The Skinny: It feels like I've been here a week. Oh wait, I have been here a week! By the time most of you read this, I'll have already been to two upfront events and in desperate need of a nap. Well, that's a luxury problem. Wednesday's headlines include ABC's brand new schedule and Viacom getting a jump on the upfront market. As always, if you are interested in receiving an email alert when the Morning Fix is live, please send me a note.
Daily Dose: Advertisers may have been surprised to learn at the ABC upfront that the network is No. 1 in late night. After all, NBC's Jay Leno and Jimmy Fallon have bigger audiences and better demographics than ABC's Jimmy Kimmel and "Nightline." So what gives? Well, when NBC's "Last Call with Carson Daly," which might as well be a morning show because it airs so late, is factored in, NBC's ratings average goes down. ABC is playing with numbers, and most advertisers probably won't be buying the spin.
Less dancing, more laughing. Walt Disney Co.'s ABC unveiled its new lineup to advertisers in a packed Lincoln Center on Tuesday and did its best to put a positive spin on what was mostly a disappointing 2012-13 season. One of the network's biggest moves is cutting "Dancing with the Stars" from two nights a week to just one night. The network also has new sitcoms on Tuesday and Wednesday as well as the much-anticipated action hour "Marvel's Agents of S.H.I.E.L.D." based on Marvel's superheroes and produced by Joss Whedon. ABC also announced some promising limited series (what the industry used to call miniseries) including "Resurrection" A look at ABC's plans from the Los Angeles Times, USA Today and the Hollywood Reporter.
Jumping the gun. Viacom, parent of cable networks MTV, Comedy Central and Nickelodeon, is already selling advertising for the 2013-14 TV season. Although the fall TV selling season -- known as the upfront market -- usually doesn't begin until all the broadcast and cable networks finish making their presentations to advertisers, Viacom is moving early. Variety says the decision is motivated by ratings troubles at many of the company's cable networks.
What, me worry? With Fox Sports launching not one but two new channels and powerful Sen. John McCain (R-Ariz.) wanting pay-TV distributors to start selling sports channels separately, you'd think ESPN President John Skipper would be worried about the future. You'd be wrong. Skipper predicts an early demise for McCain's proposed legislation to force the pay-TV industry to offer channels to consumers on an individual, or a la carte, basis and says ESPN has more than enough in its arsenal to withstand new competition. More from the Los Angeles Times.

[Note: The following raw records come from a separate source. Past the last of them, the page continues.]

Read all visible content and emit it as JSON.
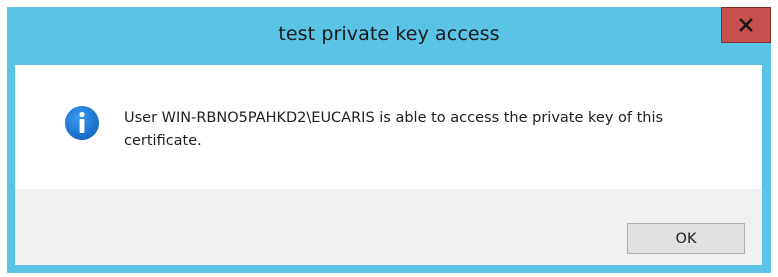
{
  "window": {
    "title": "test private key access"
  },
  "titlebar": {
    "close_icon": "close-icon",
    "close_color": "#c7504c"
  },
  "message": {
    "icon": "info-icon",
    "icon_color": "#1e7ad8",
    "text": "User WIN-RBNO5PAHKD2\\EUCARIS is able to access the private key of this certificate."
  },
  "buttons": {
    "ok_label": "OK"
  },
  "colors": {
    "frame": "#5bc3e6",
    "footer": "#f0f0f0"
  }
}
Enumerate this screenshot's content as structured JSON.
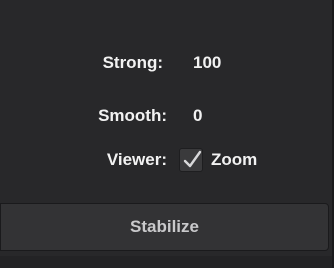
{
  "fields": {
    "strong": {
      "label": "Strong:",
      "value": "100"
    },
    "smooth": {
      "label": "Smooth:",
      "value": "0"
    },
    "viewer": {
      "label": "Viewer:",
      "option_label": "Zoom",
      "checked": true
    }
  },
  "actions": {
    "stabilize_label": "Stabilize"
  },
  "colors": {
    "panel_bg": "#28282a",
    "button_bg": "#333335",
    "text": "#f2f2f2",
    "button_text": "#c9c9cb"
  }
}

If you see something, report something. Business media giant Bloomberg is catching heat after revelations that its reporters had the power to see when clients of the company's famed terminals, which provide oodles of Wall Street information, were using the machines. Although reporters couldn't see what clients were doing on the machines (they could just see if clients were logged on), just the idea that they could tell how active some clients were or were not has raised eyebrows and has Bloomberg on the defensive. Analysis from the Wall Street Journal.
Fond of Shonda. Shonda Rhimes, the creative force behind ABC's "Scandal," "Grey's Anatomy" and "Private Practice," is to drama what producer Chuck Lorre is to comedy -- a hit machine. The New York Times offers a lengthy profile of Rhimes, who manages to stay on top at a time when many in the industry are struggling to connect with viewers.